*** The wife of Lot is called “Anne” by Geoffrey, of Monmouth (British History, viii. 20, 21); and “Bellicent” by Tennyson, in Gareth and Lynette.
This tale is so very different from those of Geoffrey of Monmouth, and Tennyson, that all three are given. (See [Modred].)
Mor´dure (2 syl.), son of the emperor of Germany. He was guilty of illicit love with the mother of Sir Bevis, of Southampton, who murdered her husband and then married Sir Mordure. Sir Bevis, when a mere lad, reproved his mother for the murder of his father, and she employed Saber to kill him; but the murder was not committed, and young Bevis was brought up as a shepherd. One day, entering the hall where Mordure sat with his bride, Bevis struck at him with his axe. Mordure slipped aside, and the chair was “split to shivers.” Bevis was then sold to an Armenian, and was presented to the king, who knighted him and gave him his daughter Josian in marriage.—M. Drayton, Polyolbion, ii. (1612).

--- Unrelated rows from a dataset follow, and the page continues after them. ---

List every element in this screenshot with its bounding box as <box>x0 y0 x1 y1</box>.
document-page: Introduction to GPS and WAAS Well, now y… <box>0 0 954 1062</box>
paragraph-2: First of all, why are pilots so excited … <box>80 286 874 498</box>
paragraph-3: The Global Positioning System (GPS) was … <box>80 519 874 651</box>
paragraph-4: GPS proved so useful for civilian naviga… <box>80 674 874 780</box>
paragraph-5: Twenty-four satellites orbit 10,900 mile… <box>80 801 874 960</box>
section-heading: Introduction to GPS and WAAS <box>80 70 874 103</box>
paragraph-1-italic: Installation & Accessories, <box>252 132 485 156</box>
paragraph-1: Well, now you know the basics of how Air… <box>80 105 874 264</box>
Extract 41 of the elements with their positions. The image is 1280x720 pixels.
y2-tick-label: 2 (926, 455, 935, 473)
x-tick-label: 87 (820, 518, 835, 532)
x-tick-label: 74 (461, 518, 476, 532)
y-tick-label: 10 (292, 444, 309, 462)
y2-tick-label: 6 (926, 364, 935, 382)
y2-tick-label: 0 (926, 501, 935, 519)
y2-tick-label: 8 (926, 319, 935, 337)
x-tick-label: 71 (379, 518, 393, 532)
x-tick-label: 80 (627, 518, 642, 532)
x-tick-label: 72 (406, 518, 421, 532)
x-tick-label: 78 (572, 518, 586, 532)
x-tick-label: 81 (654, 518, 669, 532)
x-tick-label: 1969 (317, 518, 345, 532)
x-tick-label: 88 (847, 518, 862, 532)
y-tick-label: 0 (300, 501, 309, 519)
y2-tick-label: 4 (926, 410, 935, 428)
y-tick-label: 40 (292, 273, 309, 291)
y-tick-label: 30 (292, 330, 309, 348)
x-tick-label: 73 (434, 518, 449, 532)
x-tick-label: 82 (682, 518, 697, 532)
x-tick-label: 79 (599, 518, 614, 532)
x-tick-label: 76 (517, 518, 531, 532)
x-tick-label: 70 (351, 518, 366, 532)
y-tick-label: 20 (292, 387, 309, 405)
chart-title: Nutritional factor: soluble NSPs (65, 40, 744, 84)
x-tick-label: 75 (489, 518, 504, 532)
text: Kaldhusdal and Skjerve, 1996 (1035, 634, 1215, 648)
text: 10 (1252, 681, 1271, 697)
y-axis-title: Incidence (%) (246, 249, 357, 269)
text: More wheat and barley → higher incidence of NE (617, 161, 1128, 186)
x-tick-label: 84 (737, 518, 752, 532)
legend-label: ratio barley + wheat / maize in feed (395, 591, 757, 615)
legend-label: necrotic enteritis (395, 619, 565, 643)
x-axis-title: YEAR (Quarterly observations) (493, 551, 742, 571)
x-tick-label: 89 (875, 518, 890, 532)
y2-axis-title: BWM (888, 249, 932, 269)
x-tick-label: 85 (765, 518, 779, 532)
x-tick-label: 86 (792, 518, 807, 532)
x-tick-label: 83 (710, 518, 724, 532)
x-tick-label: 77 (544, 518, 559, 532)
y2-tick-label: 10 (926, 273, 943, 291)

Mordure (2 syl.), Arthur’s sword, made by Merlin. No enchantment had power over it, no stone or steel was proof against it, and it would neither break nor bend. (The word means “hard biter.”)—Spenser, Faëry Queen, ii. 8 (1590).
More (Margareta), the heroine and feigned authoress of Household of Sir Thomas More, by Miss Manning (1851).
More of More Hall, a legendary hero, who armed himself with armor full of spikes, and, concealing himself in the cave where the dragon of Wantley dwelt, slew the monster by kicking it in the mouth, where alone it was mortal.
*** In the burlesque of H. Carey, entitled The Dragon of Wantley, the hero is called “Moore of Moore Hall,” and he is made to be in love with Gubbins’s daughter, Margery, of Roth’ram Green (1696-1743).
Morecraft, at first a miser, but after losing most of his money he became a spendthrift.—Beaumont and Fletcher, The Scornful Lady (1616).
*** “Luke,” in Massinger’s City Madam, is the exact opposite. He was at first a poor spendthrift, but coming into a fortune he turned miser.
Morell (Sir Charles), the pseudonym of the Rev. James Ridley, affixed to some of the early editions of The Tales of the Genii, from 1764.